Как уже было упомянуто, Кларк и Делек пытаются разоблачить миф о российском империализме, показывая, что капитализм в РФ никак нельзя назвать развитым. Если империализм — это высшая стадия капитализма, то современный российский капитализм далек от достижения высоких показателей собственного развития (инвестиций в основной капитал, подушевых показателей ВВП и др.). Но корректно ли отождествлять высшую стадию капитализма с уровнем его развития в отдельно взятой стране? 

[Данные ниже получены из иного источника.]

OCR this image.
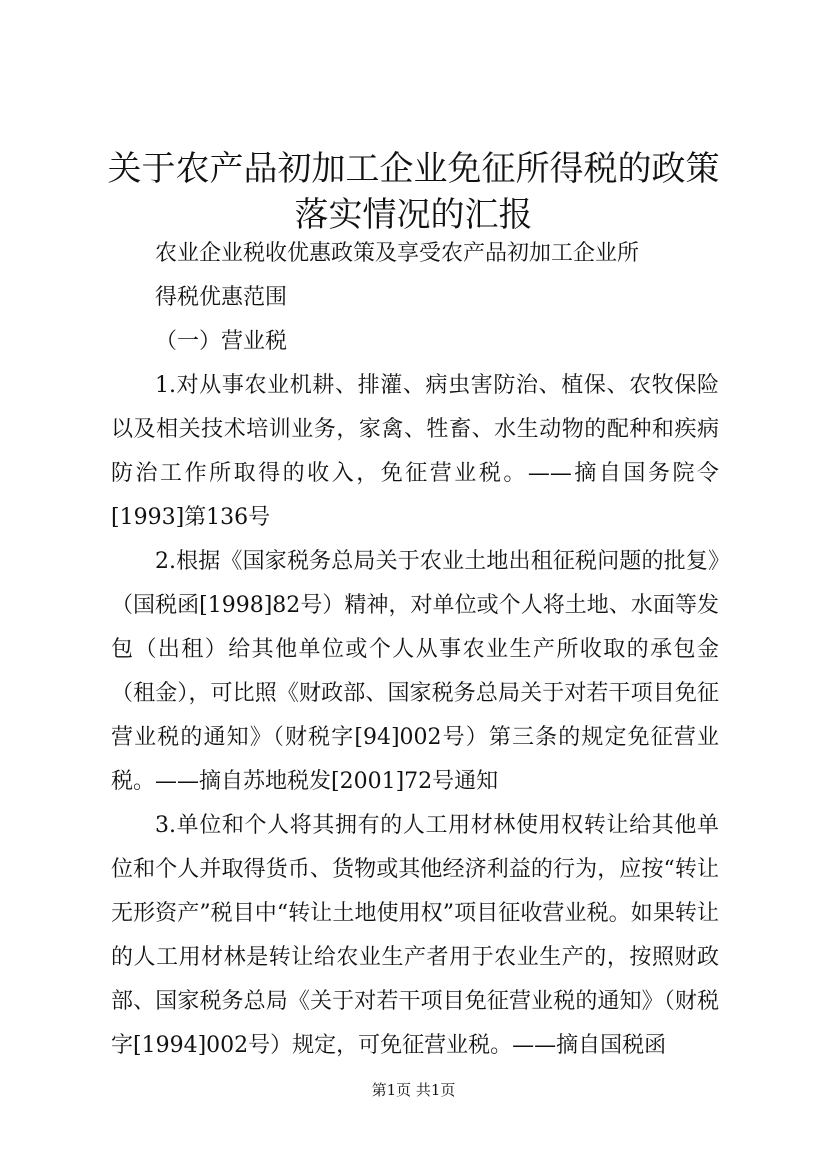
关于农产品初加工企业免征所得税的政策落实情况的汇报

农业企业税收优惠政策及享受农产品初加工企业所

得税优惠范围

（一）营业税

1.对从事农业机耕、排灌、病虫害防治、植保、农牧保险以及相关技术培训业务，家禽、牲畜、水生动物的配种和疾病防治工作所取得的收入，免征营业税。——摘自国务院令[1993]第136号

2.根据《国家税务总局关于农业土地出租征税问题的批复》（国税函[1998]82号）精神，对单位或个人将土地、水面等发包（出租）给其他单位或个人从事农业生产所收取的承包金（租金），可比照《财政部、国家税务总局关于对若干项目免征营业税的通知》（财税字[94]002号）第三条的规定免征营业税。——摘自苏地税发[2001]72号通知

3.单位和个人将其拥有的人工用材林使用权转让给其他单位和个人并取得货币、货物或其他经济利益的行为，应按“转让无形资产”税目中“转让土地使用权”项目征收营业税。如果转让的人工用材林是转让给农业生产者用于农业生产的，按照财政部、国家税务总局《关于对若干项目免征营业税的通知》（财税字[1994]002号）规定，可免征营业税。——摘自国税函

第1页 共1页
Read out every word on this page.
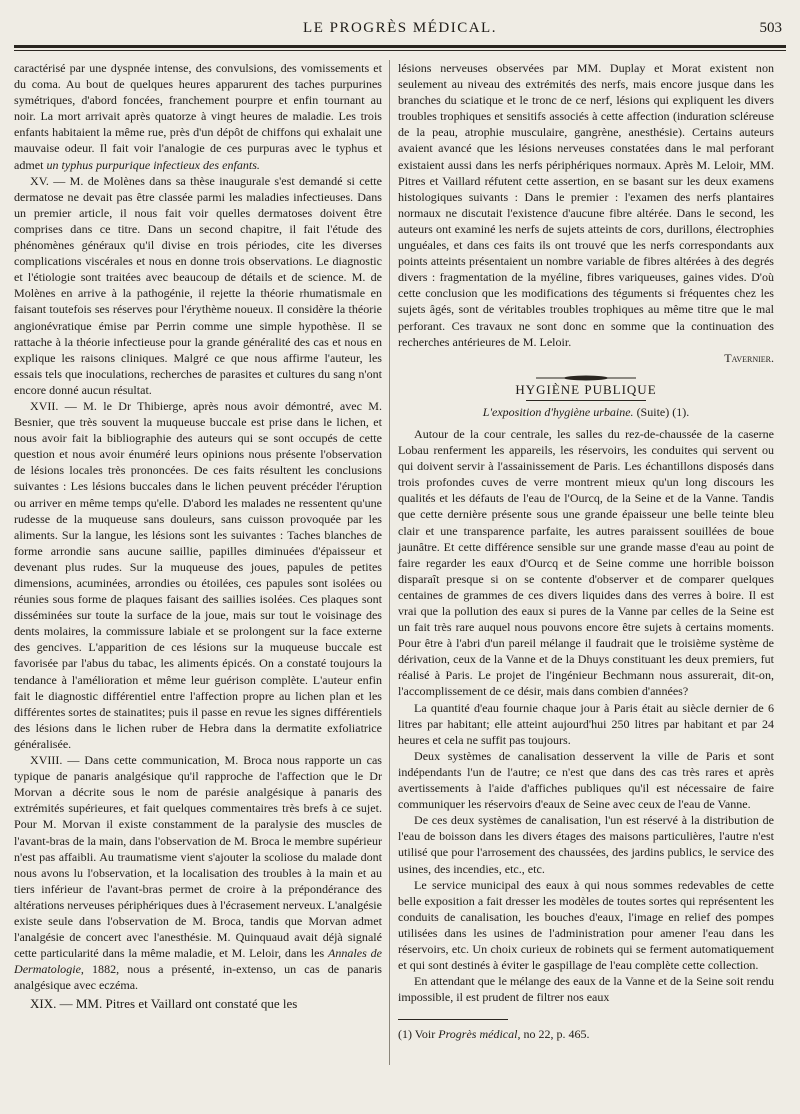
LE PROGRÈS MÉDICAL.	503

caractérisé par une dyspnée intense, des convulsions, des vomissements et du coma. Au bout de quelques heures apparurent des taches purpurines symétriques, d'abord foncées, franchement pourpre et enfin tournant au noir. La mort arrivait après quatorze à vingt heures de maladie. Les trois enfants habitaient la même rue, près d'un dépôt de chiffons qui exhalait une mauvaise odeur. Il fait voir l'analogie de ces purpuras avec le typhus et admet un typhus purpurique infectieux des enfants.

XV. — M. de Molènes dans sa thèse inaugurale s'est demandé si cette dermatose ne devait pas être classée parmi les maladies infectieuses. Dans un premier article, il nous fait voir quelles dermatoses doivent être comprises dans ce titre. Dans un second chapitre, il fait l'étude des phénomènes généraux qu'il divise en trois périodes, cite les diverses complications viscérales et nous en donne trois observations. Le diagnostic et l'étiologie sont traitées avec beaucoup de détails et de science. M. de Molènes en arrive à la pathogénie, il rejette la théorie rhumatismale en faisant toutefois ses réserves pour l'érythème noueux. Il considère la théorie angionévratique émise par Perrin comme une simple hypothèse. Il se rattache à la théorie infectieuse pour la grande généralité des cas et nous en explique les raisons cliniques. Malgré ce que nous affirme l'auteur, les essais tels que inoculations, recherches de parasites et cultures du sang n'ont encore donné aucun résultat.

XVII. — M. le Dr Thibierge, après nous avoir démontré, avec M. Besnier, que très souvent la muqueuse buccale est prise dans le lichen, et nous avoir fait la bibliographie des auteurs qui se sont occupés de cette question et nous avoir énuméré leurs opinions nous présente l'observation de lésions locales très prononcées. De ces faits résultent les conclusions suivantes : Les lésions buccales dans le lichen peuvent précéder l'éruption ou arriver en même temps qu'elle. D'abord les malades ne ressentent qu'une rudesse de la muqueuse sans douleurs, sans cuisson provoquée par les aliments. Sur la langue, les lésions sont les suivantes : Taches blanches de forme arrondie sans aucune saillie, papilles diminuées d'épaisseur et devenant plus rudes. Sur la muqueuse des joues, papules de petites dimensions, acuminées, arrondies ou étoilées, ces papules sont isolées ou réunies sous forme de plaques faisant des saillies isolées. Ces plaques sont disséminées sur toute la surface de la joue, mais sur tout le voisinage des dents molaires, la commissure labiale et se prolongent sur la face externe des gencives. L'apparition de ces lésions sur la muqueuse buccale est favorisée par l'abus du tabac, les aliments épicés. On a constaté toujours la tendance à l'amélioration et même leur guérison complète. L'auteur enfin fait le diagnostic différentiel entre l'affection propre au lichen plan et les différentes sortes de stainatites; puis il passe en revue les signes différentiels des lésions dans le lichen ruber de Hebra dans la dermatite exfoliatrice généralisée.

XVIII. — Dans cette communication, M. Broca nous rapporte un cas typique de panaris analgésique qu'il rapproche de l'affection que le Dr Morvan a décrite sous le nom de parésie analgésique à panaris des extrémités supérieures, et fait quelques commentaires très brefs à ce sujet. Pour M. Morvan il existe constamment de la paralysie des muscles de l'avant-bras de la main, dans l'observation de M. Broca le membre supérieur n'est pas affaibli. Au traumatisme vient s'ajouter la scoliose du malade dont nous avons lu l'observation, et la localisation des troubles à la main et au tiers inférieur de l'avant-bras permet de croire à la prépondérance des altérations nerveuses périphériques dues à l'écrasement nerveux. L'analgésie existe seule dans l'observation de M. Broca, tandis que Morvan admet l'analgésie de concert avec l'anesthésie. M. Quinquaud avait déjà signalé cette particularité dans la même maladie, et M. Leloir, dans les Annales de Dermatologie, 1882, nous a présenté, in-extenso, un cas de panaris analgésique avec eczéma.

XIX. — MM. Pitres et Vaillard ont constaté que les

lésions nerveuses observées par MM. Duplay et Morat existent non seulement au niveau des extrémités des nerfs, mais encore jusque dans les branches du sciatique et le tronc de ce nerf, lésions qui expliquent les divers troubles trophiques et sensitifs associés à cette affection (induration scléreuse de la peau, atrophie musculaire, gangrène, anesthésie). Certains auteurs avaient avancé que les lésions nerveuses constatées dans le mal perforant existaient aussi dans les nerfs périphériques normaux. Après M. Leloir, MM. Pitres et Vaillard réfutent cette assertion, en se basant sur les deux examens histologiques suivants : Dans le premier : l'examen des nerfs plantaires normaux ne discutait l'existence d'aucune fibre altérée. Dans le second, les auteurs ont examiné les nerfs de sujets atteints de cors, durillons, électrophies unguéales, et dans ces faits ils ont trouvé que les nerfs correspondants aux points atteints présentaient un nombre variable de fibres altérées à des degrés divers : fragmentation de la myéline, fibres variqueuses, gaines vides. D'où cette conclusion que les modifications des téguments si fréquentes chez les sujets âgés, sont de véritables troubles trophiques au même titre que le mal perforant. Ces travaux ne sont donc en somme que la continuation des recherches antérieures de M. Leloir.

Tavernier.

HYGIÈNE PUBLIQUE
L'exposition d'hygiène urbaine. (Suite) (1).

Autour de la cour centrale, les salles du rez-de-chaussée de la caserne Lobau renferment les appareils, les réservoirs, les conduites qui servent ou qui doivent servir à l'assainissement de Paris. Les échantillons disposés dans trois profondes cuves de verre montrent mieux qu'un long discours les qualités et les défauts de l'eau de l'Ourcq, de la Seine et de la Vanne. Tandis que cette dernière présente sous une grande épaisseur une belle teinte bleu clair et une transparence parfaite, les autres paraissent souillées de boue jaunâtre. Et cette différence sensible sur une grande masse d'eau au point de faire regarder les eaux d'Ourcq et de Seine comme une horrible boisson disparaît presque si on se contente d'observer et de comparer quelques centaines de grammes de ces divers liquides dans des verres à boire. Il est vrai que la pollution des eaux si pures de la Vanne par celles de la Seine est un fait très rare auquel nous pouvons encore être sujets à certains moments. Pour être à l'abri d'un pareil mélange il faudrait que le troisième système de dérivation, ceux de la Vanne et de la Dhuys constituant les deux premiers, fut réalisé à Paris. Le projet de l'ingénieur Bechmann nous assurerait, dit-on, l'accomplissement de ce désir, mais dans combien d'années?

La quantité d'eau fournie chaque jour à Paris était au siècle dernier de 6 litres par habitant; elle atteint aujourd'hui 250 litres par habitant et par 24 heures et cela ne suffit pas toujours.

Deux systèmes de canalisation desservent la ville de Paris et sont indépendants l'un de l'autre; ce n'est que dans des cas très rares et après avertissements à l'aide d'affiches publiques qu'il est nécessaire de faire communiquer les réservoirs d'eaux de Seine avec ceux de l'eau de Vanne.

De ces deux systèmes de canalisation, l'un est réservé à la distribution de l'eau de boisson dans les divers étages des maisons particulières, l'autre n'est utilisé que pour l'arrosement des chaussées, des jardins publics, le service des usines, des incendies, etc., etc.

Le service municipal des eaux à qui nous sommes redevables de cette belle exposition a fait dresser les modèles de toutes sortes qui représentent les conduits de canalisation, les bouches d'eaux, l'image en relief des pompes utilisées dans les usines de l'administration pour amener l'eau dans les réservoirs, etc. Un choix curieux de robinets qui se ferment automatiquement et qui sont destinés à éviter le gaspillage de l'eau complète cette collection.

En attendant que le mélange des eaux de la Vanne et de la Seine soit rendu impossible, il est prudent de filtrer nos eaux

(1) Voir Progrès médical, no 22, p. 465.
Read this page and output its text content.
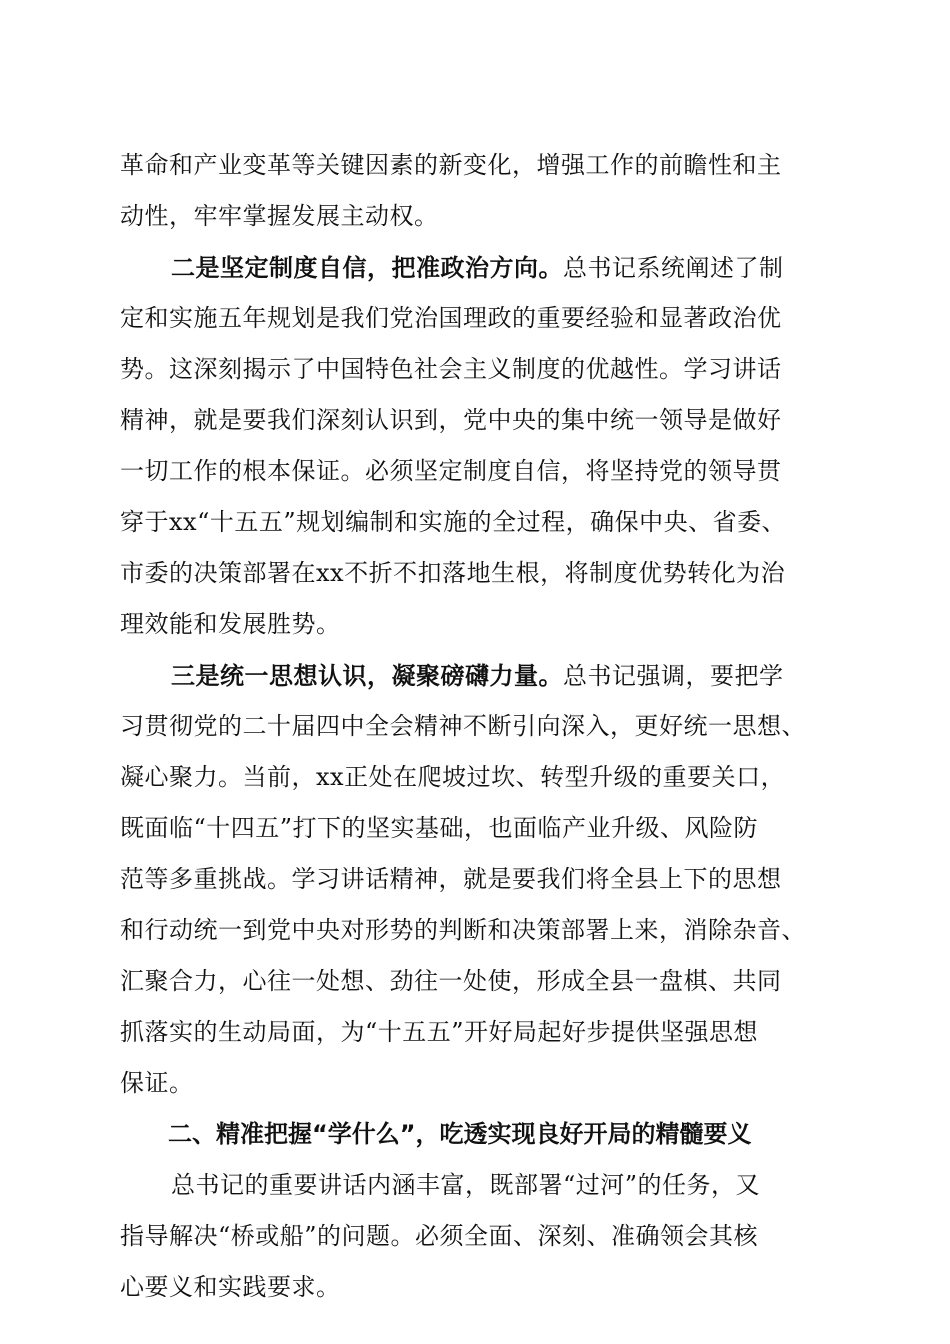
革命和产业变革等关键因素的新变化，增强工作的前瞻性和主
动性，牢牢掌握发展主动权。
二是坚定制度自信，把准政治方向。总书记系统阐述了制
定和实施五年规划是我们党治国理政的重要经验和显著政治优
势。这深刻揭示了中国特色社会主义制度的优越性。学习讲话
精神，就是要我们深刻认识到，党中央的集中统一领导是做好
一切工作的根本保证。必须坚定制度自信，将坚持党的领导贯
穿于xx“十五五”规划编制和实施的全过程，确保中央、省委、
市委的决策部署在xx不折不扣落地生根，将制度优势转化为治
理效能和发展胜势。
三是统一思想认识，凝聚磅礴力量。总书记强调，要把学
习贯彻党的二十届四中全会精神不断引向深入，更好统一思想、
凝心聚力。当前，xx正处在爬坡过坎、转型升级的重要关口，
既面临“十四五”打下的坚实基础，也面临产业升级、风险防
范等多重挑战。学习讲话精神，就是要我们将全县上下的思想
和行动统一到党中央对形势的判断和决策部署上来，消除杂音、
汇聚合力，心往一处想、劲往一处使，形成全县一盘棋、共同
抓落实的生动局面，为“十五五”开好局起好步提供坚强思想
保证。
二、精准把握“学什么”，吃透实现良好开局的精髓要义
总书记的重要讲话内涵丰富，既部署“过河”的任务，又
指导解决“桥或船”的问题。必须全面、深刻、准确领会其核
心要义和实践要求。
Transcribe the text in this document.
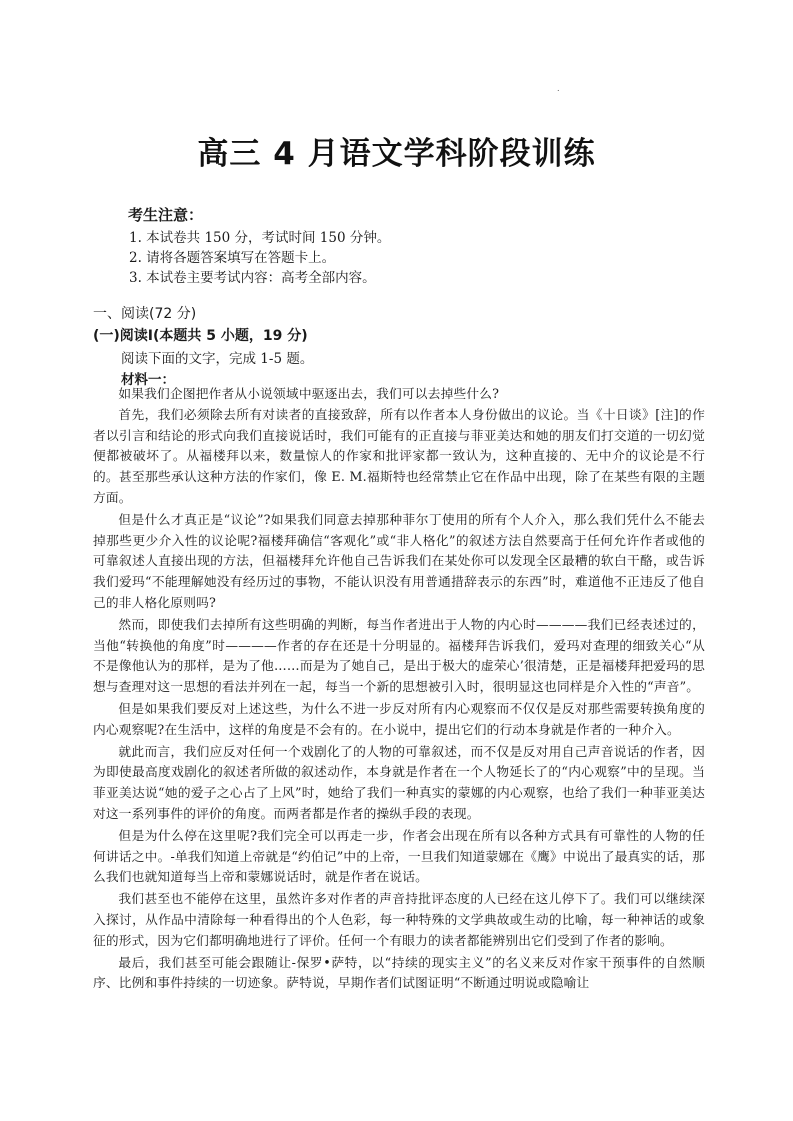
.
高三 4 月语文学科阶段训练
考生注意：
1. 本试卷共 150 分，考试时间 150 分钟。
2. 请将各题答案填写在答题卡上。
3. 本试卷主要考试内容：高考全部内容。
一、阅读(72 分)
(一)阅读Ⅰ(本题共 5 小题，19 分)
阅读下面的文字，完成 1-5 题。
材料一：

如果我们企图把作者从小说领域中驱逐出去，我们可以去掉些什么?

首先，我们必须除去所有对读者的直接致辞，所有以作者本人身份做出的议论。当《十日谈》[注]的作者以引言和结论的形式向我们直接说话时，我们可能有的正直接与菲亚美达和她的朋友们打交道的一切幻觉便都被破坏了。从福楼拜以来，数量惊人的作家和批评家都一致认为，这种直接的、无中介的议论是不行的。甚至那些承认这种方法的作家们，像 E. M.福斯特也经常禁止它在作品中出现，除了在某些有限的主题方面。

但是什么才真正是“议论”?如果我们同意去掉那种菲尔丁使用的所有个人介入，那么我们凭什么不能去掉那些更少介入性的议论呢?福楼拜确信“客观化”或“非人格化”的叙述方法自然要高于任何允许作者或他的可靠叙述人直接出现的方法，但福楼拜允许他自己告诉我们在某处你可以发现全区最糟的软白干酪，或告诉我们爱玛“不能理解她没有经历过的事物，不能认识没有用普通措辞表示的东西”时，难道他不正违反了他自己的非人格化原则吗?

然而，即使我们去掉所有这些明确的判断，每当作者进出于人物的内心时————我们已经表述过的，当他“转换他的角度”时————作者的存在还是十分明显的。福楼拜告诉我们，爱玛对查理的细致关心“从不是像他认为的那样，是为了他……而是为了她自己，是出于极大的虚荣心’很清楚，正是福楼拜把爱玛的思想与查理对这一思想的看法并列在一起，每当一个新的思想被引入时，很明显这也同样是介入性的“声音”。

但是如果我们要反对上述这些，为什么不进一步反对所有内心观察而不仅仅是反对那些需要转换角度的内心观察呢?在生活中，这样的角度是不会有的。在小说中，提出它们的行动本身就是作者的一种介入。

就此而言，我们应反对任何一个戏剧化了的人物的可靠叙述，而不仅是反对用自己声音说话的作者，因为即使最高度戏剧化的叙述者所做的叙述动作，本身就是作者在一个人物延长了的“内心观察”中的呈现。当菲亚美达说“她的爱子之心占了上风”时，她给了我们一种真实的蒙娜的内心观察，也给了我们一种菲亚美达对这一系列事件的评价的角度。而两者都是作者的操纵手段的表现。

但是为什么停在这里呢?我们完全可以再走一步，作者会出现在所有以各种方式具有可靠性的人物的任何讲话之中。-单我们知道上帝就是“约伯记”中的上帝，一旦我们知道蒙娜在《鹰》中说出了最真实的话，那么我们也就知道每当上帝和蒙娜说话时，就是作者在说话。

我们甚至也不能停在这里，虽然许多对作者的声音持批评态度的人已经在这儿停下了。我们可以继续深入探讨，从作品中清除每一种看得出的个人色彩，每一种特殊的文学典故或生动的比喻，每一种神话的或象征的形式，因为它们都明确地进行了评价。任何一个有眼力的读者都能辨别出它们受到了作者的影响。

最后，我们甚至可能会跟随让-保罗•萨特，以“持续的现实主义”的名义来反对作家干预事件的自然顺序、比例和事件持续的一切迹象。萨特说，早期作者们试图证明“不断通过明说或隐喻让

Ленин ясно говорит, что под высшей стадией капитализма имеется в виду стадия, на которой производство стало столь масштабным, что свобода конкуренции сменилась монополией. Именно в этом, по Ленину, состоит «экономическая сущность империализма». Здесь следует вернуться к тезису о неравномерности капиталистического развития. В полемике с Каутским Ленин указывает, что господство финансового капитала, характерное для империалистической эпохи, не ослабляет, а усиливает «неравномерности и противоречия всемирного хозяйства». Уже из этого ясно, что, говоря о высшей стадии капитализма, он не имеет в виду отдельные страны — речь идет о всеобщей системе хозяйственных отношений, в которую вовлечен весь мир. Собственно, империализм и есть одно из следствий международной экономической интеграции.

Как пишет Ленин, территория земли уже поделена крупнейшими капиталистическими странами, то есть вовлечена в процесс накопления капитала, пусть даже в качестве сырьевой периферии. Империалистическая эпоха — передел уже поделенного мира, когда к старым мотивам колониальной политики добавилась «борьба за источники сырья, за вывоз капитала, за “сферы влияния” — т. е. сферы выгодных сделок, концессий, монополистических прибылей и пр., — наконец, за хозяйственную территорию вообще».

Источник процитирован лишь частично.